Saturday, June 11, 2011

I fall off a horse…again


Great gyrfalcons! After weeks of planning, and despite vague threats of delay from simmering volcanos and labor union actions, I made it to Iceland. Strange to think I'm finally here and can start doing instead of thinking. Although given the amount of sleep deprivation I suffered the first day, there wasn't a whole lot of deep thinking going on. Departing SEA at 1630, I arrived in Reykjavik a mere 7.5 hours later, ready to start the day at 0645. The first thing I did was buy a cappuccino.

The second thing I did was go to the Blue Lagoon. It's a tourist trap and not worth it, but when in Iceland, do what the tourists do. Besides, there's a handy bus that drops you off on the way into town, and I needed a bath. I paddled around for a bit and gave myself two silica facials, white silica being provided by the bucketful in wooden bins scattered around the pool. The cold breezy morning was making the rising steam swirl about over the lagoon, making it all very properly atmospheric, geothermally speaking. The shower afterwards was unbearably hot, hotter than the lagoon itself. Unable to make it cooler, I bailed. On the way into town I discovered large blobs of drying silica in my ears. There didn't seem to be an elegant way to get it out while in transit, so I just waited until I got to lodging, this being the Reykjavik City Campground. As you can see, not many people here right now. The speck in the upper right hand corner is my tent.


The cappuccino wearing off, I wandered around town a bit of a haze, somehow managing to not fall asleep on my feet in the manuscript exhibit at the Culture House. For preservation purposes the lights are extremely low. This made sense in the manuscript room, and I guess it was just for dramatic effect in the room with reproductions and printed matter. It really just made me want to take a nap. At 1900 I decided I had overextended myself enough, and crawled into bed, aka my sleeping bag.

Today I went horseback riding. I started a quest last year to master as many modes of transportation as are realistically achievable, and started some horseback riding lessons.
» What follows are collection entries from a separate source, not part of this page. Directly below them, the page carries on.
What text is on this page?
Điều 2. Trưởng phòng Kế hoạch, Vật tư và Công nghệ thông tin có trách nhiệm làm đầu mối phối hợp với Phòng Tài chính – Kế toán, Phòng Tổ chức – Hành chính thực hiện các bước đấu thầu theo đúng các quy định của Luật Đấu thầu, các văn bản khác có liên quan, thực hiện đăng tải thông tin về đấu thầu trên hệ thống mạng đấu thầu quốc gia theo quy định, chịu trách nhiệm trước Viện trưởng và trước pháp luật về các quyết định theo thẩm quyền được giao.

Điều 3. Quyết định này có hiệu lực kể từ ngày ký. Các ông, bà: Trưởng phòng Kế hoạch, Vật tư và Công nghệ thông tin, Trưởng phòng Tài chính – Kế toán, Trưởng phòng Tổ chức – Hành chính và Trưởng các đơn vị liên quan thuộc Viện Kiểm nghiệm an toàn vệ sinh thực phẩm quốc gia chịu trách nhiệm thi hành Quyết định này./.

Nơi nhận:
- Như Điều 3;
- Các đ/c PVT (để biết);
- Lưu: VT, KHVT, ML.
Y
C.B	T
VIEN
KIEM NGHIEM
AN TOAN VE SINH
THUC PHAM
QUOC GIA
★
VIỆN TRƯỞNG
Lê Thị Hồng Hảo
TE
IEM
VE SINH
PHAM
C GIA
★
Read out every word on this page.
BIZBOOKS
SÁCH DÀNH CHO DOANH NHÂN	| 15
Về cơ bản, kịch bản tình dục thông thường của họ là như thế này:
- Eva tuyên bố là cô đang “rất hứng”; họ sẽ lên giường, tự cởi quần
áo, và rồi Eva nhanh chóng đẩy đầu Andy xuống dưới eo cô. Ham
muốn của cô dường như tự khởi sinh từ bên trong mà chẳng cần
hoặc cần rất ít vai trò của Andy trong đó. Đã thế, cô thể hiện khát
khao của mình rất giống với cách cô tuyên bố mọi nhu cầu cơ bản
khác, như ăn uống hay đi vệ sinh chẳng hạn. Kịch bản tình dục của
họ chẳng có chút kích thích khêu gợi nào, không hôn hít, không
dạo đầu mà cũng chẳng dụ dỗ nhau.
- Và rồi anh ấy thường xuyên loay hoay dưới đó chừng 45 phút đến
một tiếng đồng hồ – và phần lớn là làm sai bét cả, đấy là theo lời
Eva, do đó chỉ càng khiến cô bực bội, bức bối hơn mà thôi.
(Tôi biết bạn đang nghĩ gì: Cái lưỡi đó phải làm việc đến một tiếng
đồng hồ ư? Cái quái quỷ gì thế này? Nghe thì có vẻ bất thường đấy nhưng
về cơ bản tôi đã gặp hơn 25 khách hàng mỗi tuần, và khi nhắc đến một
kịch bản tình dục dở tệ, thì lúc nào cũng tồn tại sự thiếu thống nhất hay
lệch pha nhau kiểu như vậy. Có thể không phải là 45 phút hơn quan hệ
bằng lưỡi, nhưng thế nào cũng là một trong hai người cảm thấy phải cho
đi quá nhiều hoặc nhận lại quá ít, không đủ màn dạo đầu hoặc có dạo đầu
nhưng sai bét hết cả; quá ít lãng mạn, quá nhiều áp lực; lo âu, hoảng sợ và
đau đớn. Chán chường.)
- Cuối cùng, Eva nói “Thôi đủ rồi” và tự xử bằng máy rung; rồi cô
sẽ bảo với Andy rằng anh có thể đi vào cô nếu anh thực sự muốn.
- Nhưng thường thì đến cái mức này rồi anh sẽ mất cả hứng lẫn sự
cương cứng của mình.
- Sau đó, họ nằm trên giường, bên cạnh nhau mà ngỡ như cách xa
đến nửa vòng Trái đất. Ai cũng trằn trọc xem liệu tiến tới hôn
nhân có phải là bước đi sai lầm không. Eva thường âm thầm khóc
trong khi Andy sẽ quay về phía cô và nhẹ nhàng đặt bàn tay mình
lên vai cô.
I signed up for a ~5 hour ride that recommended an intermediate riding level, not because I thought I was intermediate, but because it was the only tour between two hours and multi-day that sounded okay. I was slightly nervous about controlling anything past a brisk trot, but the riding center showed everyone a short video that covered what to do to stay in control, and what not to do, which includes making high pitched screaming noises, or a trilling noise with the tongue, since these cues makes the horse go really fast. The morning session with a large group of two-hour tour riders went well enough, as did the faster afternoon session with a much smaller group of four riders with a guide. We got a couple breaks, activities including untacking and tacking our rides, a small walking detour to visit an ancient sheep corral and shepherd cave (I was the only one who went to the cave), going across a stream, and picking up some decent speed at a moderate gallop. And then, on the home stretch gallop, practically in sight of the riding center, the last rider in line right behind me needed to stop. Or at least that's what I think. By the time the guide at the front got the message, she might have been panicking a bit, and maybe that's why she made that little tongue trilling noise that makes the horse go really fast. It was the last thing I heard before my steed took off like a shot. I went way off balance to the left and couldn't get back in the saddle, the horse tried to cut right around the guide with me hanging off the left, the riding center logo on the back of her jacket getting bigger by the nanosecond…I honestly don't know exactly what happened after that. In the space a couple of seconds I lost control and ended up, remarkably completely unhurt, in a bed of purple flowers. My horse disappeared over the horizon. Literally…we were walking up a hill. And it wasn't that much further to the top.

And that's the excitement for today. Tomorrow I'm renting a car for a day tour of the Golden Circle, and will then start working my way up through Snaefellsnes to the Westfjords.